Guilty Pleasure

“I am not drunk,” he said, his words a slurred mess. Receiving a call from him at this hour was unexpected, considering the aeons of ringing phones and unanswered texts. Just when I was on the brink of having finally convinced myself that he was gone forever, the devil called me.

Snapping back to the sound of his valium-like deep voice, I realised that this was not the same man. He was not the same man who once left me, bawling my eyes out; not the man who mocked my unceasing love. Nay.

This man was different. He longed for me.

“I fell for you simply because, you were unapologetically yourself; a breeze of freshness amidst the dusty ways of my world. I fell for your beautiful soul. I loved you for everything that you were, and everything that you weren’t. You were so perfectly flawed, but also perfectly you.”

“Your place in my heart is tender; a bruise of longing, a pulse of unfinished business. But I know we’re done.”

The tables had turned. It was him, in a desperate attempt to cling to me.

“We were an atom bomb, waiting to explode, except we never really did. We just put a timer on ourselves and walked away from the other. It wasn’t our relationship that was going to explode. It was us. And someone would be caught in the fire. And that’s why we couldn’t be together.”
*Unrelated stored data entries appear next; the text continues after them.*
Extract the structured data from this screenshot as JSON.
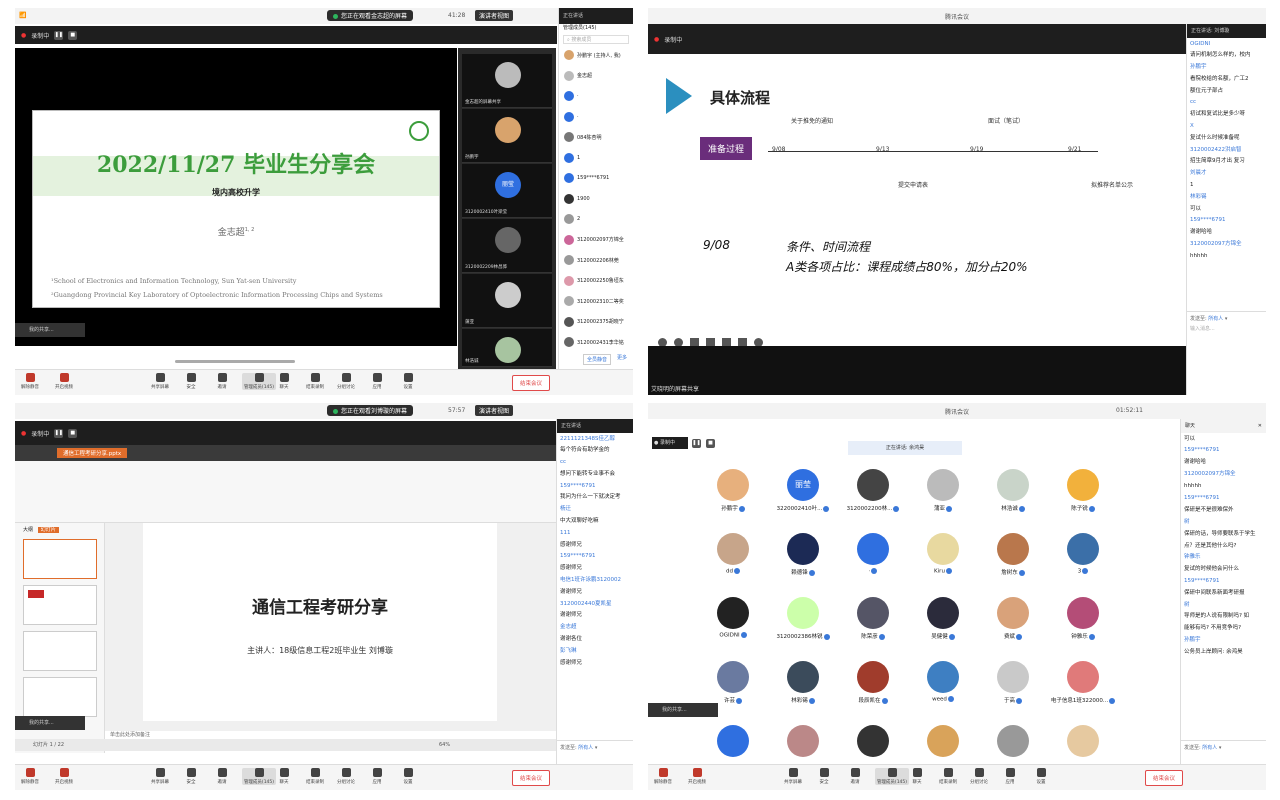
{
  "q1": {
    "share_banner": "您正在观看金志超的屏幕",
    "timer": "41:28",
    "view_btn": "演讲者视图",
    "rec_label": "录制中",
    "slide": {
      "title": "2022/11/27 毕业生分享会",
      "subtitle": "境内高校升学",
      "author": "金志超",
      "author_sup": "1, 2",
      "aff1": "¹School of Electronics and Information Technology, Sun Yat-sen University",
      "aff2": "²Guangdong Provincial Key Laboratory of Optoelectronic Information Processing Chips and Systems"
    },
    "video_names": [
      "金志超的屏幕共享",
      "孙鹏宇",
      "3120002410叶梁莹",
      "3120002209林昌骅",
      "蒲亚",
      "林浩诚"
    ],
    "video_avatar_text": "丽莹",
    "members_title": "管理成员(145)",
    "members_search": "搜索成员",
    "members": [
      "孙鹏宇 (主持人, 我)",
      "金志超",
      "·",
      "·",
      "084陈杏明",
      "1",
      "159****6791",
      "1900",
      "2",
      "3120002097方锦全",
      "3120002206林莞",
      "3120002250鲁垣东",
      "3120002310二等奖",
      "3120002375胡晓宁",
      "3120002431李华铭"
    ],
    "members_btns": [
      "全员静音",
      "更多"
    ],
    "mini_self": "我的共享..."
  },
  "toolbar": {
    "items": [
      "解除静音",
      "开启视频",
      "共享屏幕",
      "安全",
      "邀请",
      "管理成员(145)",
      "聊天",
      "结束录制",
      "分组讨论",
      "应用",
      "设置"
    ],
    "leave": "结束会议"
  },
  "q2": {
    "window_title": "腾讯会议",
    "rec_label": "录制中",
    "heading": "具体流程",
    "prep": "准备过程",
    "dates": [
      "9/08",
      "9/13",
      "9/19",
      "9/21"
    ],
    "events_top": [
      "关于推免的通知",
      "面试（笔试）"
    ],
    "events_bottom": [
      "提交申请表",
      "拟推荐名单公示"
    ],
    "hand_date": "9/08",
    "hand_line1": "条件、时间流程",
    "hand_line2": "A类各项占比：课程成绩占80%，加分占20%",
    "share_note": "艾晓明的屏幕共享",
    "chat_head": "正在讲话: 刘博璇",
    "chat": [
      {
        "t": "OGIDNI",
        "n": true
      },
      {
        "t": "请问机制怎么样的，校内",
        "n": false
      },
      {
        "t": "孙鹏宇",
        "n": true
      },
      {
        "t": "看院校给的名额，广工2",
        "n": false
      },
      {
        "t": "额位元子部占",
        "n": false
      },
      {
        "t": "cc",
        "n": true
      },
      {
        "t": "初试和复试比是多少呀",
        "n": false
      },
      {
        "t": "X",
        "n": true
      },
      {
        "t": "复试什么时候准备呢",
        "n": false
      },
      {
        "t": "3120002422洪启智",
        "n": true
      },
      {
        "t": "招生简章9月才出 复习",
        "n": false
      },
      {
        "t": "刘晨才",
        "n": true
      },
      {
        "t": "1",
        "n": false
      },
      {
        "t": "林彩锡",
        "n": true
      },
      {
        "t": "可以",
        "n": false
      },
      {
        "t": "159****6791",
        "n": true
      },
      {
        "t": "谢谢哈哈",
        "n": false
      },
      {
        "t": "3120002097方锦全",
        "n": true
      },
      {
        "t": "hhhhh",
        "n": false
      }
    ],
    "send_to_label": "发送至:",
    "send_to_value": "所有人",
    "input_placeholder": "输入消息..."
  },
  "q3": {
    "share_banner": "您正在观看刘博璇的屏幕",
    "timer": "57:57",
    "view_btn": "演讲者视图",
    "rec_label": "录制中",
    "file_tab": "通信工程考研分享.pptx",
    "slide_title": "通信工程考研分享",
    "slide_sub": "主讲人：18级信息工程2班毕业生 刘博璇",
    "status_left": "幻灯片 1 / 22",
    "status_zoom": "64%",
    "notes_hint": "单击此处添加备注",
    "thumb_labels": [
      "大纲",
      "幻灯片"
    ],
    "mini_self": "我的共享...",
    "chat_head": "正在讲话",
    "chat": [
      {
        "t": "2211121348S佳乙醇",
        "n": true
      },
      {
        "t": "每个符合有助学金的",
        "n": false
      },
      {
        "t": "cc",
        "n": true
      },
      {
        "t": "想问下能转专业事不会",
        "n": false
      },
      {
        "t": "159****6791",
        "n": true
      },
      {
        "t": "我问为什么一下就决定考",
        "n": false
      },
      {
        "t": "杨迁",
        "n": true
      },
      {
        "t": "中大双聊好吃嘛",
        "n": false
      },
      {
        "t": "111",
        "n": true
      },
      {
        "t": "感谢师兄",
        "n": false
      },
      {
        "t": "159****6791",
        "n": true
      },
      {
        "t": "感谢师兄",
        "n": false
      },
      {
        "t": "电信1班许泳鹏3120002",
        "n": true
      },
      {
        "t": "谢谢师兄",
        "n": false
      },
      {
        "t": "3120002440夏凯星",
        "n": true
      },
      {
        "t": "谢谢师兄",
        "n": false
      },
      {
        "t": "金志超",
        "n": true
      },
      {
        "t": "谢谢各位",
        "n": false
      },
      {
        "t": "彭飞琳",
        "n": true
      },
      {
        "t": "感谢师兄",
        "n": false
      }
    ],
    "send_to_label": "发送至:",
    "send_to_value": "所有人"
  },
  "q4": {
    "window_title": "腾讯会议",
    "timer": "01:52:11",
    "speaker": "正在讲话: 余鸿昊",
    "participants": [
      [
        "孙鹏宇",
        "3220002410叶...",
        "3120002200林...",
        "蒲亚",
        "林浩诚",
        "陈子锐"
      ],
      [
        "dd",
        "赖德锋",
        "·",
        "Kiru",
        "詹树东",
        "3"
      ],
      [
        "OGIDNI",
        "3120002386林锐",
        "陈荣彦",
        "吴健健",
        "费斌",
        "钟雅乐"
      ],
      [
        "许芸",
        "林彩锡",
        "段辰凯在",
        "weed",
        "于高",
        "电子信息1班322000..."
      ]
    ],
    "avatar_text": "丽莹",
    "mini_self": "我的共享...",
    "chat_head": "聊天",
    "chat": [
      {
        "t": "可以",
        "n": false
      },
      {
        "t": "159****6791",
        "n": true
      },
      {
        "t": "谢谢哈哈",
        "n": false
      },
      {
        "t": "3120002097方锦全",
        "n": true
      },
      {
        "t": "hhhhh",
        "n": false
      },
      {
        "t": "",
        "n": false
      },
      {
        "t": "159****6791",
        "n": true
      },
      {
        "t": "保研是不是很难保外",
        "n": false
      },
      {
        "t": "树",
        "n": true
      },
      {
        "t": "保研的话，导师要联系于学生",
        "n": false
      },
      {
        "t": "点？还是其他什么吗?",
        "n": false
      },
      {
        "t": "钟雅乐",
        "n": true
      },
      {
        "t": "复试的时候他会问什么",
        "n": false
      },
      {
        "t": "159****6791",
        "n": true
      },
      {
        "t": "保研中间联系新面考研报",
        "n": false
      },
      {
        "t": "树",
        "n": true
      },
      {
        "t": "导师是的人说有限制吗? 如",
        "n": false
      },
      {
        "t": "能够有吗? 不用竞争吗?",
        "n": false
      },
      {
        "t": "孙鹏宇",
        "n": true
      },
      {
        "t": "公务员上岸顾问: 余鸿昊",
        "n": false
      }
    ],
    "send_to_label": "发送至:",
    "send_to_value": "所有人"
  }
}
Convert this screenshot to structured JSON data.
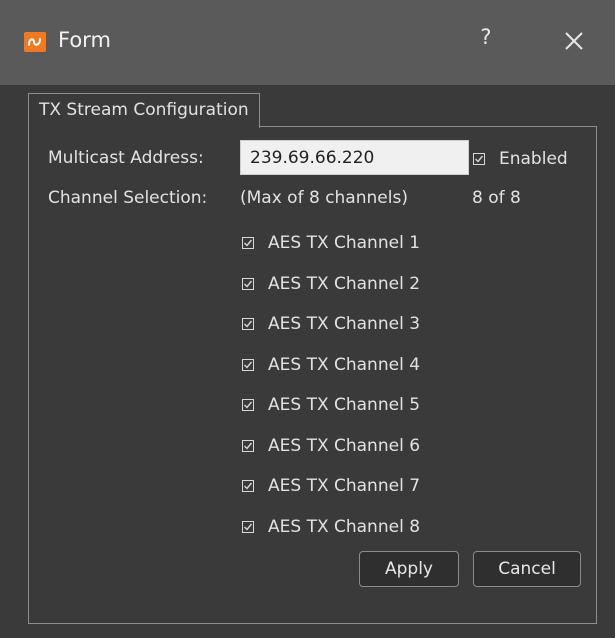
{
  "window": {
    "title": "Form",
    "help_label": "?"
  },
  "group": {
    "title": "TX Stream Configuration"
  },
  "multicast": {
    "label": "Multicast Address:",
    "value": "239.69.66.220",
    "enabled_label": "Enabled",
    "enabled_checked": true
  },
  "channel_selection": {
    "label": "Channel Selection:",
    "hint": "(Max of 8 channels)",
    "count": "8 of 8",
    "channels": [
      {
        "label": "AES TX Channel 1",
        "checked": true
      },
      {
        "label": "AES TX Channel 2",
        "checked": true
      },
      {
        "label": "AES TX Channel 3",
        "checked": true
      },
      {
        "label": "AES TX Channel 4",
        "checked": true
      },
      {
        "label": "AES TX Channel 5",
        "checked": true
      },
      {
        "label": "AES TX Channel 6",
        "checked": true
      },
      {
        "label": "AES TX Channel 7",
        "checked": true
      },
      {
        "label": "AES TX Channel 8",
        "checked": true
      }
    ]
  },
  "buttons": {
    "apply_label": "Apply",
    "cancel_label": "Cancel"
  },
  "colors": {
    "titlebar": "#5a5a5a",
    "background": "#3a3a3a",
    "accent_icon": "#f07a22"
  }
}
“You didn’t just light a spark, but you ignited this fire in me. I became addicted to you, like you were heroin, injecting myself with the idea our love would last forever. I left you. And now I’m searching for you at the bottom of the bottle. You were my guilty pleasure, the one that I’d indulge in every single day. But can’t.”

With this, I heard the presence of another man, trying to gently take the receiver away from his hands; and him resisting it.
Without a word, I put the phone down.

We all get addicted to something that takes the pain away. And his addiction, happened to be me. His guilty pleasure.